A more realistic portrayal of a family Christmas was delivered in Rise Of The Clans (BBC4). Historian Neil Oliver recounted the birth of the Stuart dynasty, as Queen Joan, the wife of murdered monarch James I, took vengeance on her enemies.

Rise Of The Clans: Historian Neil Oliver (pictured) recounted the birth of the Stuart dynasty

One was flayed alive. Another was forced to watch the evisceration of his son. A third was hurled into a dungeon wearing a paper crown painted with insults. We’ve all got an auntie like Queen Joan.

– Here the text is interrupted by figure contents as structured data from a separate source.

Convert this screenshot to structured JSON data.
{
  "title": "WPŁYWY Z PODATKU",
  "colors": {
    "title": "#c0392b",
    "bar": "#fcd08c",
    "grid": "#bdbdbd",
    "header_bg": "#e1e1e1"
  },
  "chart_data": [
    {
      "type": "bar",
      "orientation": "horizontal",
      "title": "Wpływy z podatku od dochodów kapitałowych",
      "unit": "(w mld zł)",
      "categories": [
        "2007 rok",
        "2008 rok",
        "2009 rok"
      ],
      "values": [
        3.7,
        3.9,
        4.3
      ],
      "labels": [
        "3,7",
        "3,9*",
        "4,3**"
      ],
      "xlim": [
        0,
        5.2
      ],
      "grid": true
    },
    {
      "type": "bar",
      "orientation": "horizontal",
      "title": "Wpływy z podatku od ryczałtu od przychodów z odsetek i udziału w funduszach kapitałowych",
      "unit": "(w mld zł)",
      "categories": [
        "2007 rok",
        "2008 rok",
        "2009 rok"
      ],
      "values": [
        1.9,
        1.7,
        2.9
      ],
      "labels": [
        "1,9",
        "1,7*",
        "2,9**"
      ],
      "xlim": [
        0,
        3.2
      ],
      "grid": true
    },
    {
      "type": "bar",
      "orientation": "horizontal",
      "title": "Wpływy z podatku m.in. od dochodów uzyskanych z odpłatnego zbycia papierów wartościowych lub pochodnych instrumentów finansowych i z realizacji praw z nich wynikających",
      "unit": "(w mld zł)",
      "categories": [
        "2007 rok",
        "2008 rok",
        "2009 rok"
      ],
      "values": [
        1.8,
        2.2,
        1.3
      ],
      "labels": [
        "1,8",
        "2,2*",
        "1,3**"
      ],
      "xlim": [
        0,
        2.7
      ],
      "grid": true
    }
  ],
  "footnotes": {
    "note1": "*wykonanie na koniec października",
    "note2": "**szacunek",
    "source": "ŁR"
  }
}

Meanwhile, old King Robert refused to eat and died of depression. With his last words, he pleaded to be buried in a dungheap. Christmas can do that to some people.

This retelling consisted almost entirely of pantomime and teeth-gnashing with no dialogue. Neil was relishing all the gore — even the route of armies marching across parchment maps was marked in droplets of blood.

Every skirmish and assassination was re-enacted with terrific enthusiasm by huge men waving battle-axes. It was history for people who think Game Of Thrones is tame and soppy.

And as another tankard of ale went flying, and daggers flashed, you could almost taste the mince pies. Merry Christmas.